Legumes (beans, peas and lentils) are a great source of protein and fibre. They are also low in fat and contain folate and vitamins. They are also a good choice for people with celiac disease because they are gluten free and can be used to replace grains in their diets. They are a significant source of fibre and they have a very low glycemic index, which means that they help to keep the blood sugar steady. This makes them a good choice for diabetics and a wonderful way to maintain energy levels and reduce cravings.
Depending on the variety, legumes are rich in proteins (18-30%), minerals, vitamins and dietary fiber. They are a major source of phosphorus, potassium and iron. They are also a source of vitamins, especially B6 and folic acid, although the latter may be lost during cooking.
Many of the nutrients in legumes are found on the outside of the seed, so they need to be soaked and rinsed before cooking.

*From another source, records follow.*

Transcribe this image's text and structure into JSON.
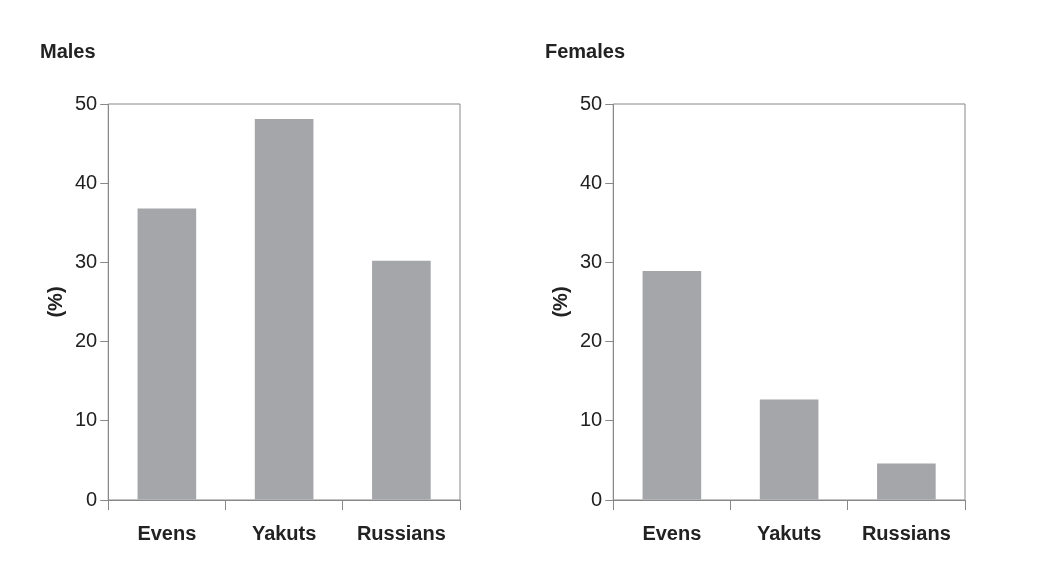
{
  "chart_data": [
    {
      "type": "bar",
      "title": "Males",
      "ylabel": "(%)",
      "categories": [
        "Evens",
        "Yakuts",
        "Russians"
      ],
      "values": [
        36.8,
        48.1,
        30.2
      ],
      "color": "#a5a6aa",
      "ylim": [
        0,
        50
      ],
      "yticks": [
        0,
        10,
        20,
        30,
        40,
        50
      ],
      "grid": false,
      "legend": false
    },
    {
      "type": "bar",
      "title": "Females",
      "ylabel": "(%)",
      "categories": [
        "Evens",
        "Yakuts",
        "Russians"
      ],
      "values": [
        28.9,
        12.7,
        4.6
      ],
      "color": "#a5a6aa",
      "ylim": [
        0,
        50
      ],
      "yticks": [
        0,
        10,
        20,
        30,
        40,
        50
      ],
      "grid": false,
      "legend": false
    }
  ]
}
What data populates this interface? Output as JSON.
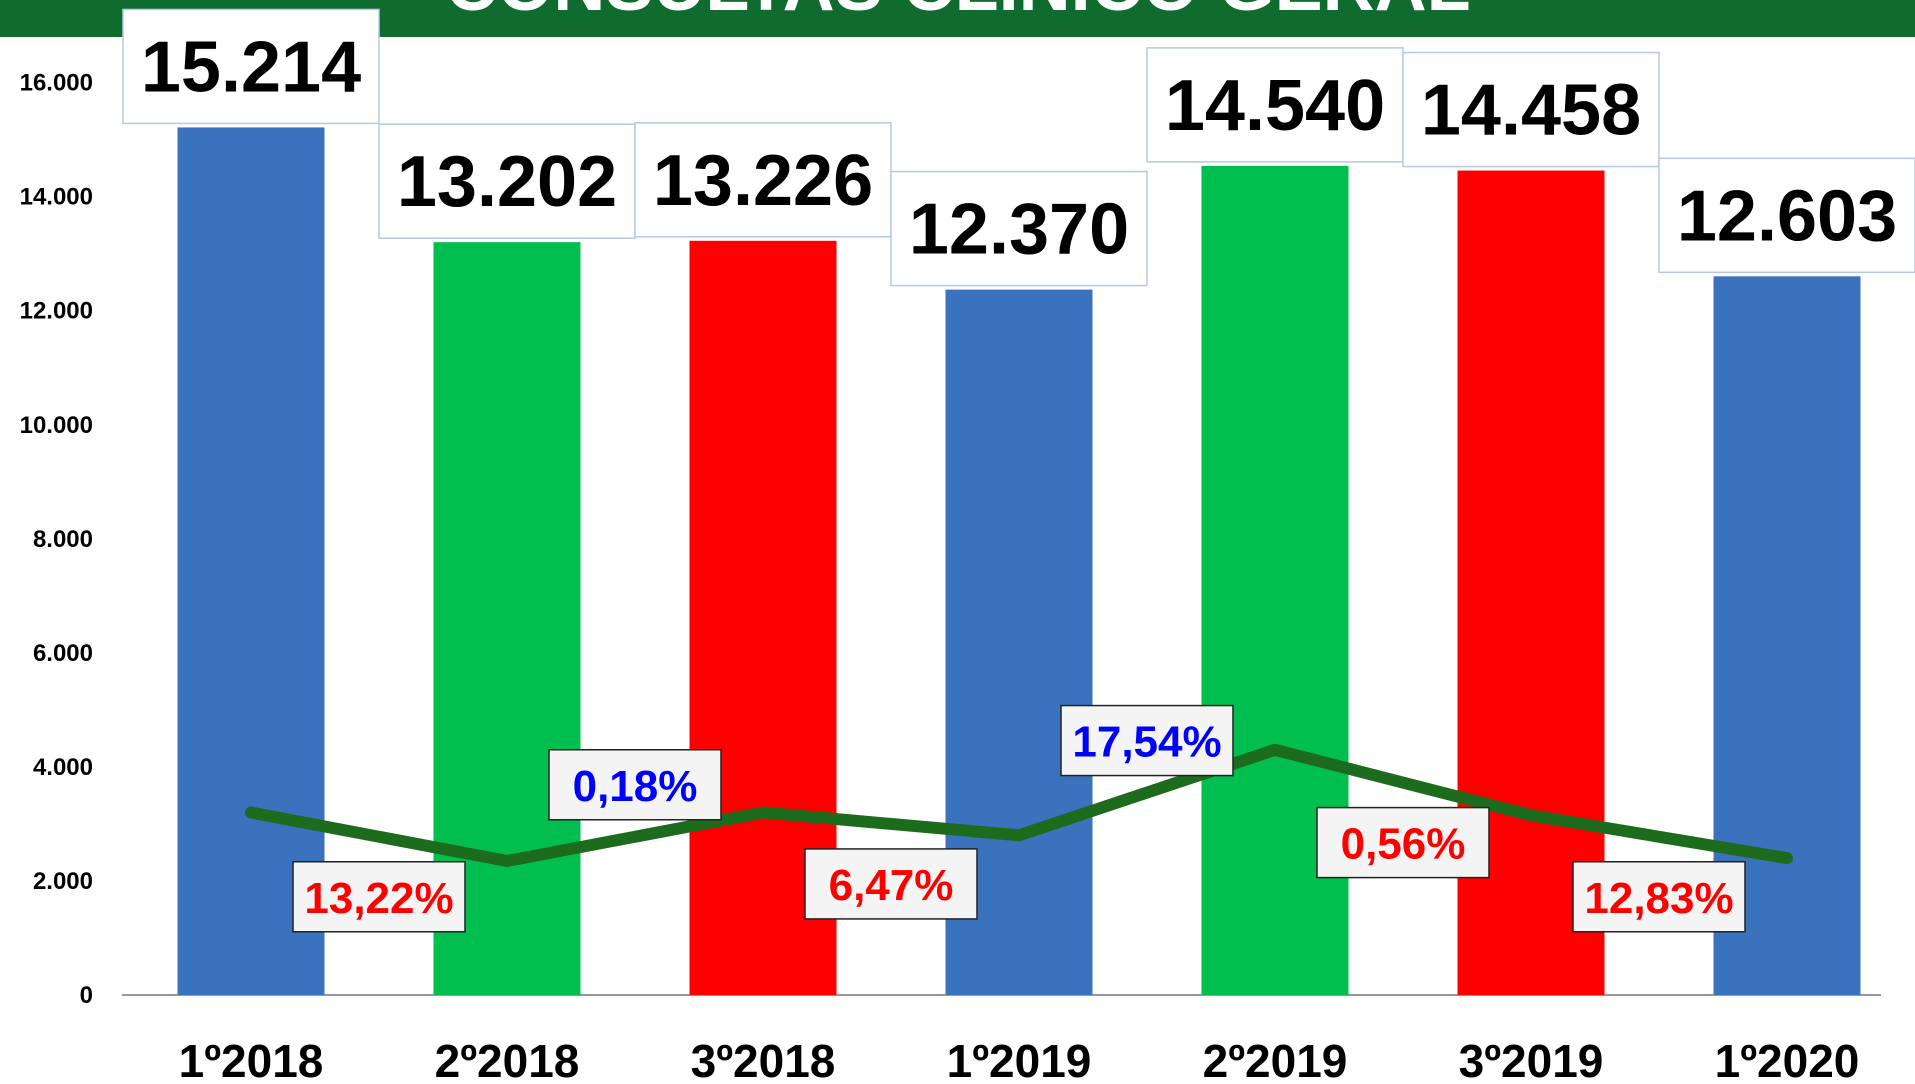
{
  "chart_data": {
    "type": "bar",
    "title": "CONSULTAS CLÍNICO GERAL",
    "categories": [
      "1º2018",
      "2º2018",
      "3º2018",
      "1º2019",
      "2º2019",
      "3º2019",
      "1º2020"
    ],
    "values": [
      15214,
      13202,
      13226,
      12370,
      14540,
      14458,
      12603
    ],
    "value_labels": [
      "15.214",
      "13.202",
      "13.226",
      "12.370",
      "14.540",
      "14.458",
      "12.603"
    ],
    "colors": [
      "#3a72bd",
      "#00bf4f",
      "#ff0000",
      "#3a72bd",
      "#00bf4f",
      "#ff0000",
      "#3a72bd"
    ],
    "ylim": [
      0,
      16800
    ],
    "yticks": [
      0,
      {
        "value": 2000,
        "label": "2.000"
      },
      {
        "value": 4000,
        "label": "4.000"
      },
      {
        "value": 6000,
        "label": "6.000"
      },
      {
        "value": 8000,
        "label": "8.000"
      },
      {
        "value": 10000,
        "label": "10.000"
      },
      {
        "value": 12000,
        "label": "12.000"
      },
      {
        "value": 14000,
        "label": "14.000"
      },
      {
        "value": 16000,
        "label": "16.000"
      }
    ],
    "line": {
      "color": "#1d6b1d",
      "values": [
        3200,
        2350,
        3200,
        2800,
        4300,
        3150,
        2400
      ]
    },
    "changes": {
      "values": [
        13.22,
        0.18,
        6.47,
        17.54,
        0.56,
        12.83
      ],
      "value_labels": [
        "13,22%",
        "0,18%",
        "6,47%",
        "17,54%",
        "0,56%",
        "12,83%"
      ],
      "colors": [
        "#ff0000",
        "#0000ff",
        "#ff0000",
        "#0000ff",
        "#ff0000",
        "#ff0000"
      ]
    }
  }
}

This is necessary to remove lectins, which can cause gas in some people. The soaking and rinsing also helps to make the beans less starchy, which will aid in digesting them more easily. If you aren’t comfortable soaking dried legumes, then look for canned versions that don’t require any pre-soaking.
Ready-to-eat (RTE) products that are based on legumes and nuts can be a healthy addition to any meal. The use of these foods can also help to prevent allergies and cross-reactions with other foods. To meet these demands, we are continuously improving our coupe legumes, cutters and emulsionneurs, as well as our combined models.